Hatta bir röportajda Avrupa basınına AB’nin Tayvan konusunda ABD’nin “takipçisi” olmaması ve “bizim olmayan krizlere” kapılmaması gerektiğini söyledi – bu, Fransa ve birleşik bir AB’nin Tayvan’a olduğu gibi yardım etmeyeceğine dair bir ipucu. Çin işgal ederse Ukrayna.
Bu, ABD’den ve Avrupa’daki Çin şahinlerinden öfkeye yol açtı.
Macron, “Çin gezisini bir halkla ilişkiler darbesine dönüştürmeyi başarmıştı. [Xi] ve Avrupa için bir dış politika felaketi” dedi üst düzey bir Alman milletvekili Norbert Röttgen, AB’nin Pekin’deki bölünmüşlüğüne atıfta bulunarak.
Çin propaganda kuruluşları, Macron’un sözleriyle altın çağını yaşadı.
Ve Çin protokolü, Macron’u üç günlük bir fantezide tam devlet onuruyla karşılarken, von der Leyen’i kenarda bırakarak işleri daha da kötüleştirdi.
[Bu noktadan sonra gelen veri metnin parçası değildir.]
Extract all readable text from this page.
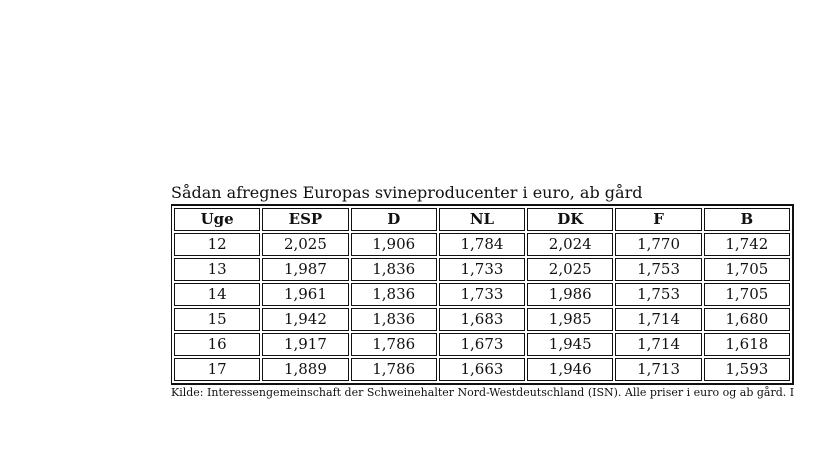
Sådan afregnes Europas svineproducenter i euro, ab gård
Uge	ESP	D	NL	DK	F	B
12	2,025	1,906	1,784	2,024	1,770	1,742
13	1,987	1,836	1,733	2,025	1,753	1,705
14	1,961	1,836	1,733	1,986	1,753	1,705
15	1,942	1,836	1,683	1,985	1,714	1,680
16	1,917	1,786	1,673	1,945	1,714	1,618
17	1,889	1,786	1,663	1,946	1,713	1,593
Kilde: Interessengemeinschaft der Schweinehalter Nord-Westdeutschland (ISN). Alle priser i euro og ab gård. I
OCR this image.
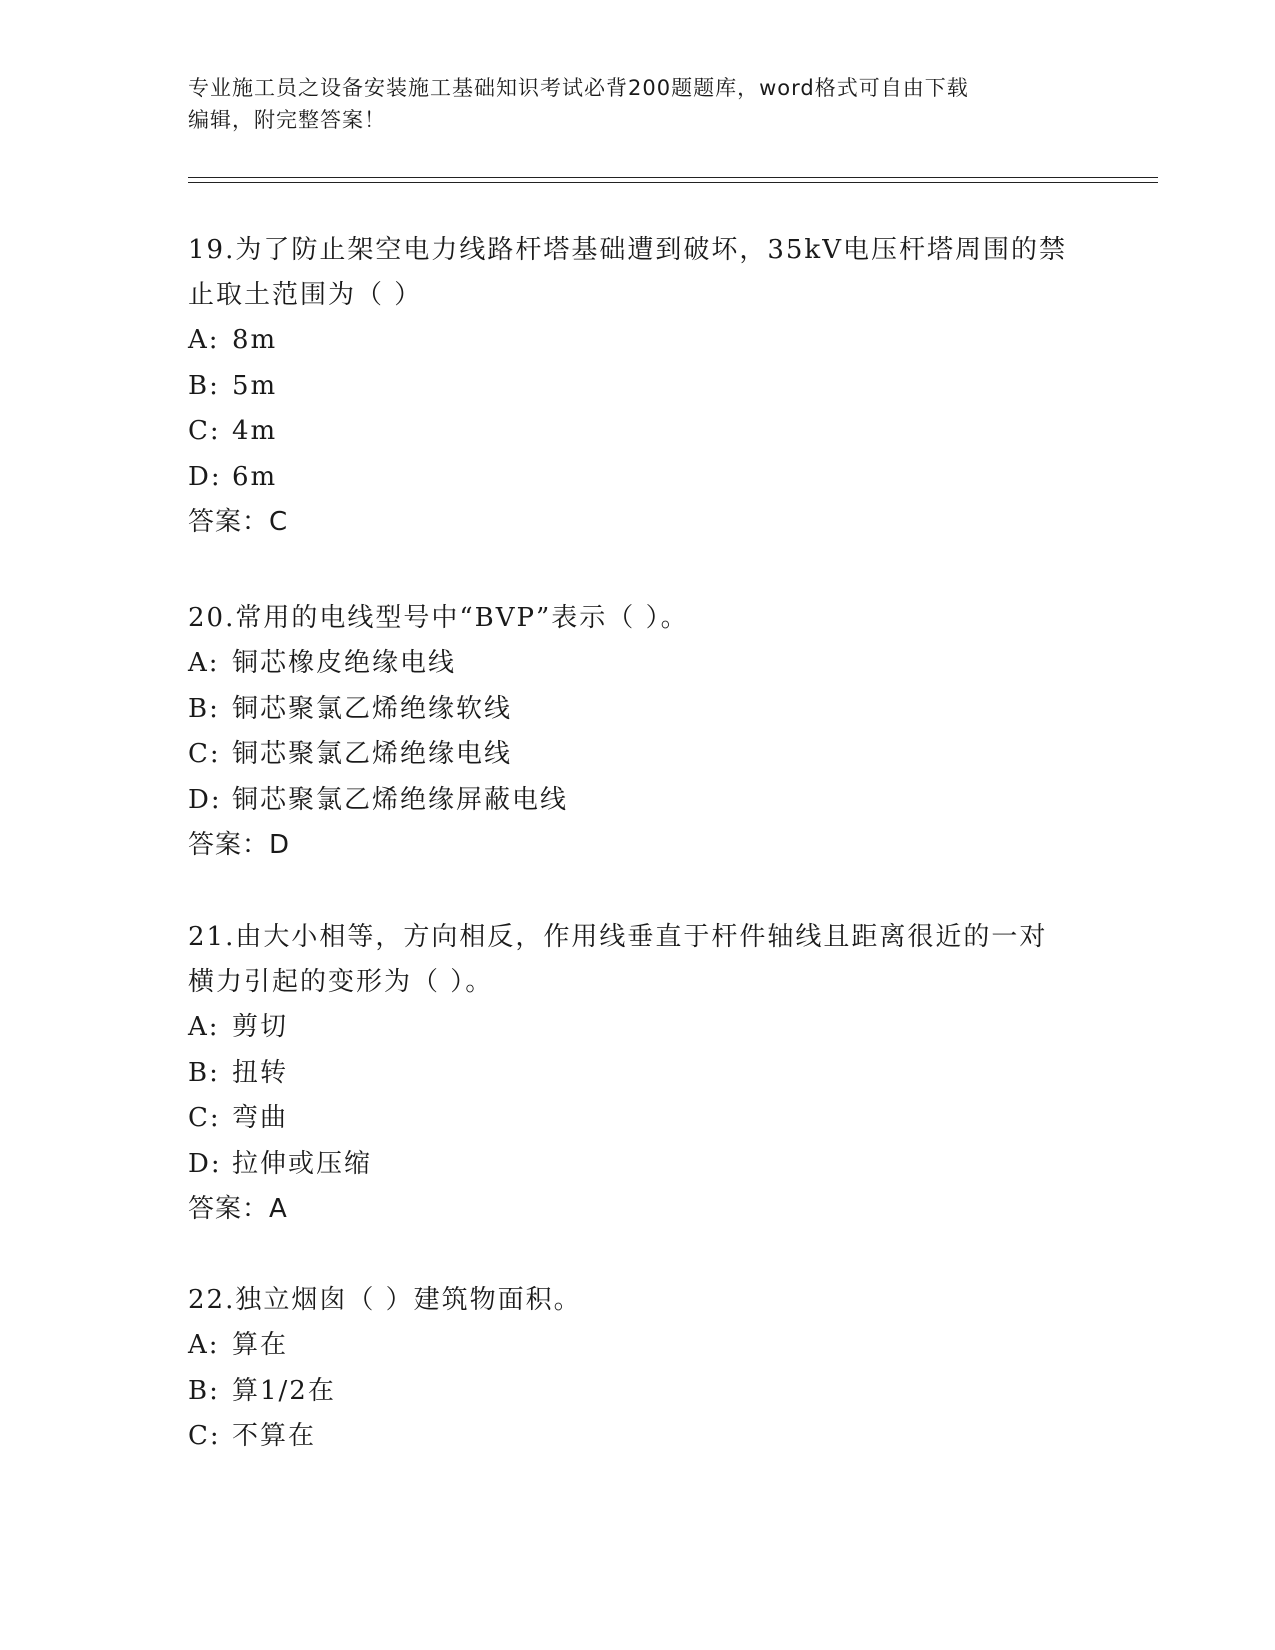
专业施工员之设备安装施工基础知识考试必背200题题库，word格式可自由下载
编辑，附完整答案！
19.为了防止架空电力线路杆塔基础遭到破坏，35kV电压杆塔周围的禁
止取土范围为（ ）
A: 8m
B: 5m
C: 4m
D: 6m
答案：C
20.常用的电线型号中“BVP”表示（ ）。
A: 铜芯橡皮绝缘电线
B: 铜芯聚氯乙烯绝缘软线
C: 铜芯聚氯乙烯绝缘电线
D: 铜芯聚氯乙烯绝缘屏蔽电线
答案：D
21.由大小相等，方向相反，作用线垂直于杆件轴线且距离很近的一对
横力引起的变形为（ ）。
A: 剪切
B: 扭转
C: 弯曲
D: 拉伸或压缩
答案：A
22.独立烟囱（ ）建筑物面积。
A: 算在
B: 算1/2在
C: 不算在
Von der Leyen’in sözcüsü, Çin’e gitmeden önce Macron’a ne söylemeleri gerektiği konusunda danıştığını, ancak bomba röportajından bu yana henüz konuşmadığını söyledi.
AB “tutarlılığının” kelimelerden çok – Ukrayna’ya verdiği destek veya pandemiyi ele alması gibi – eylemlere dayandığını söyleyerek mesajlarındaki farkı küçümsedi.
“Şu anda pek çok kişi Pekin’e gidiyor, farklı yorumlar yapılıyor olacak” dedi.
Ayrıca, AB Komisyonu başkanının bireysel AB liderlerinden farklı bir bakış açısına sahip olma hakkını da savundu.
“Fikrini söyleme ve stratejik bir konuda vizyonu olduğunu düşündüğü şeyi ortaya koyma olanağına sahip” dedi. “Diğer tüm liderler bunu yapıyor, o da yapabilir” diye ekledi.
Bu arada von der Leyen, özellikle 2021’de Ankara’daki bir toplantıda Türklerin ona erkek mevkidaşı AB Konseyi başkanı Charles Michel’den daha az önemli koltuk verdiği ‘Sofagate’i takiben protokol karmaşasına yabancı değil.
Ancak bu durumda sözcüsü, “bekleyeceğiniz gibi Çinliler mükemmel ev sahipleriydi” dedi, havaalanında onu karşılayacak VIP olmamasına (Macron’un aksine), Xi ile ortak basın toplantısı olmamasına (Macron’un aksine) rağmen, ve onuruna geçit töreni veya devlet ziyafeti yok (Macron’un aksine).
Sözcüsüne göre bunun nedeni, Macron’un “devlet ziyaretinde” olması ve bunun yerine ayrı bir “üst düzey” gezide olmasıydı.
Komisyon sözcüsü, Xi-Macron ortak yemeğinin yanı sıra, ciddiye alındığının bir işareti olarak Xi ve Çin başbakanı Li Keqiang ile tek başına görüştüğünü de sözlerine ekledi.
Sözcü, “Protokolde farklılıklar mı bekliyorduk? Kesinlikle,” dedi.
AB Komisyonu’nun ve Fransa’nın Çin’le ortak çabasının olağandışı doğasına dikkat çeken “Macron’la aynı uçakta bile seyahat etmedik” dedi.